“Mister, Have You Seen Anything of Two Lions—One Wounded?”


Charcoal on illustration board, 17 ¼” x 19”, signed “R. B. Fuller”


Ralph Briggs Fuller (1890-1963) was born in Michigan. He was 16 when he sold his first cartoon to the old Life magazine for $8. Fuller attended the Chicago Academy of Fine Arts, and while working as a staff artist for the Chicago Daily News, he got $100 for the first color picture ever reproduced in Life. He came to New York where he continued to publish in Life and also in The Judge magazine.

The Judge, a weekly satirical magazine, was established in 1881 by a number of artists who seceded from the staff of the popular weekly Puck magazine. Founders included James Albert Wales, a cartoonist, Frank Tousey, publisher of dime novels, and George H. Jessop, an author.
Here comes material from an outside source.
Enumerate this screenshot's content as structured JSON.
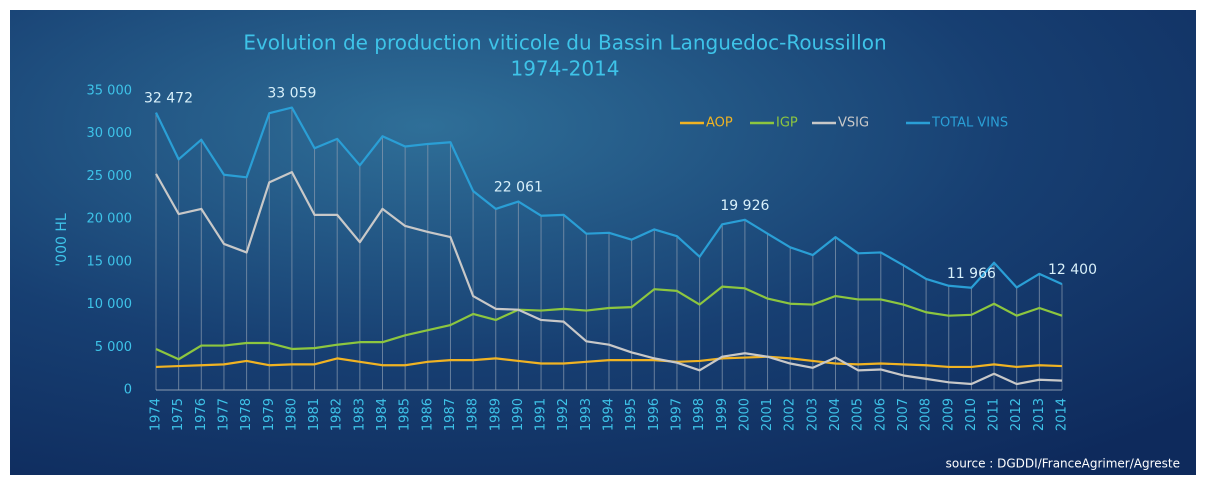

Fuller freelanced widely for a number of years, but when Life and Judge began to fold, he saw the magazine market was diminishing. He turned to the strip form and sold “Oaky Doaks” to Associated Press News Features—it first appeared in 1935 and continued until 1961 when AP discontinued its comic division.

Our drawing was done for either The Judge or Life magazine probably around 1935 before Henry Luce took over Life. Fuller’s artistic skills are apparent in his deft execution of the farm equipment. His sensitive appreciation of boyhood fantasy rivals the likes of Norman Rockwell.